Le président de la commission des Affaires étrangères de l’Assemblée nationale, Bruno Fuchs (MoDem), a accompagné Emmanuel Macron à New York ce lundi 22 septembre, lors de la reconnaissance officielle par la France de l’État de Palestine devant l’Assemblée générale des Nations unies. Très impliqué sur ce dossier depuis plusieurs semaines, le député du Haut-Rhin a salué une décision « fidèle à l’engagement historique de la France au Proche-Orient », et a relayé en direct l’événement sur ses réseaux sociaux.

https://twitter.com/bruno_fuchs/status/1970206012159222208?s=46

Pour Fuchs, cette reconnaissance s’inscrit dans une logique de continuité diplomatique, héritée du général de Gaulle. L’élu rappelle régulièrement que la solution à deux États reste, selon lui, « la seule voie durable vers la paix », conciliant souveraineté pour les Palestiniens, sécurité pour Israël et reconnaissance régionale. La prise de parole d’Emmanuel Macron à la tribune de l’ONU lui est apparue comme « l’acte symbolique indispensable » pour maintenir ouverte cette perspective, menacée par l’intensité des violences à Gaza.

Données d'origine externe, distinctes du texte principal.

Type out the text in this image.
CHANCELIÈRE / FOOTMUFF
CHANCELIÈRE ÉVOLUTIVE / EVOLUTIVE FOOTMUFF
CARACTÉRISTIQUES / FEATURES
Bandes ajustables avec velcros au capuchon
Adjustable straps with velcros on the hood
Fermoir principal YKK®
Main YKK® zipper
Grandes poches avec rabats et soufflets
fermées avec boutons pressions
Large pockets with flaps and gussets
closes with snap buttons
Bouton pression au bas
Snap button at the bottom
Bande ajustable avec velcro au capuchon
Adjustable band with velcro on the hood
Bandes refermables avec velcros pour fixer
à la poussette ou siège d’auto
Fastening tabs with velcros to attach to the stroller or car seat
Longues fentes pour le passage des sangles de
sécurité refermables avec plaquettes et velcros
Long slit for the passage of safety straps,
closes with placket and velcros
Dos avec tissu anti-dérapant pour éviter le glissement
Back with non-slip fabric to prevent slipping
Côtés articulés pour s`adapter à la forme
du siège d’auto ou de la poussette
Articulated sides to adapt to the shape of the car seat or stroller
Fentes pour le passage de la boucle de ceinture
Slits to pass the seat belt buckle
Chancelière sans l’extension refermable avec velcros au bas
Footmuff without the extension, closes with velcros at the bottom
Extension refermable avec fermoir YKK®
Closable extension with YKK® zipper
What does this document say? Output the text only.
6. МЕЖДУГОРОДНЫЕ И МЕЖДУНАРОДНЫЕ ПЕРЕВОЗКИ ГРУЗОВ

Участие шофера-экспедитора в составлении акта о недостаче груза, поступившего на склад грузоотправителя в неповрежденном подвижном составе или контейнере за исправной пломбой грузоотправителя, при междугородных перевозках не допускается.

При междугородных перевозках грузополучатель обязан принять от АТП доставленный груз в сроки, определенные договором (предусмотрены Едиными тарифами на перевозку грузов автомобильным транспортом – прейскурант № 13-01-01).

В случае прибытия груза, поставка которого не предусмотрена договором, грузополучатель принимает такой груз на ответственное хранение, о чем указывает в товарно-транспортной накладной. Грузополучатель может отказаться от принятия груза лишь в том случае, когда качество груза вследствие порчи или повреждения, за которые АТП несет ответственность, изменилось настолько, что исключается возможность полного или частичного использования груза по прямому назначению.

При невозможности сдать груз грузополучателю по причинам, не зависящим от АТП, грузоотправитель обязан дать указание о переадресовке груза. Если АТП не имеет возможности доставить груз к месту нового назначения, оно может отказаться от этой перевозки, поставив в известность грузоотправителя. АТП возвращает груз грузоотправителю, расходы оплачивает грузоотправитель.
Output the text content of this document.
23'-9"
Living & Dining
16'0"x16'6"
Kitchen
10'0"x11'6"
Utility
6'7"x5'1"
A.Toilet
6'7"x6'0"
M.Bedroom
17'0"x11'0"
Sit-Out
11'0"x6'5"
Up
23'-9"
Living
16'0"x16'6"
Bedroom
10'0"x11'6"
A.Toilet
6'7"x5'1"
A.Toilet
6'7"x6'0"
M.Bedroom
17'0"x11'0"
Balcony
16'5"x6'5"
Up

Au-delà du symbole, Bruno Fuchs souligne que « le plus dur commence maintenant ». Le chef de l’État a profité de sa présence à New York pour engager une concertation diplomatique avec des pays arabes et des partenaires européens (Royaume-Uni, Italie, Allemagne) afin d’évaluer les conditions d’une mission internationale de stabilisation de Gaza. L’objectif est de définir un cadre sécuritaire crédible, préalable à un cessez-le-feu et à la libération des otages.

Une autre dimension cruciale reste le rôle des États-Unis. Donald Trump, qui a réuni parallèlement plusieurs pays arabes, est perçu comme un acteur décisif pour influencer la politique israélienne. Convaincre le président américain de ne pas laisser Benjamin Netanyahou franchir de nouvelles « lignes rouges » est une priorité. Bruno Fuchs insiste sur la nécessité de préserver les accords d’Abraham de 2020, que Trump considère comme son héritage au Moyen-Orient.

Une étape historique mais fragile

Dans ce contexte, le discours du président palestinien Mahmoud Abbas, promettant de désarmer le Hamas et de placer la sécurité sous l’autorité palestinienne, a marqué les esprits. Pour Bruno Fuchs, la reconnaissance française ouvre un nouveau chapitre diplomatique mais n’efface en rien la complexité du terrain. « Il faut exercer une pression forte sur le gouvernement Netanyahou », rappelait-il récemment, en dénonçant une stratégie « funeste » qui met en danger Israël lui-même. La reconnaissance est donc un signal fort, mais elle ne constitue que le point de départ d’un long processus.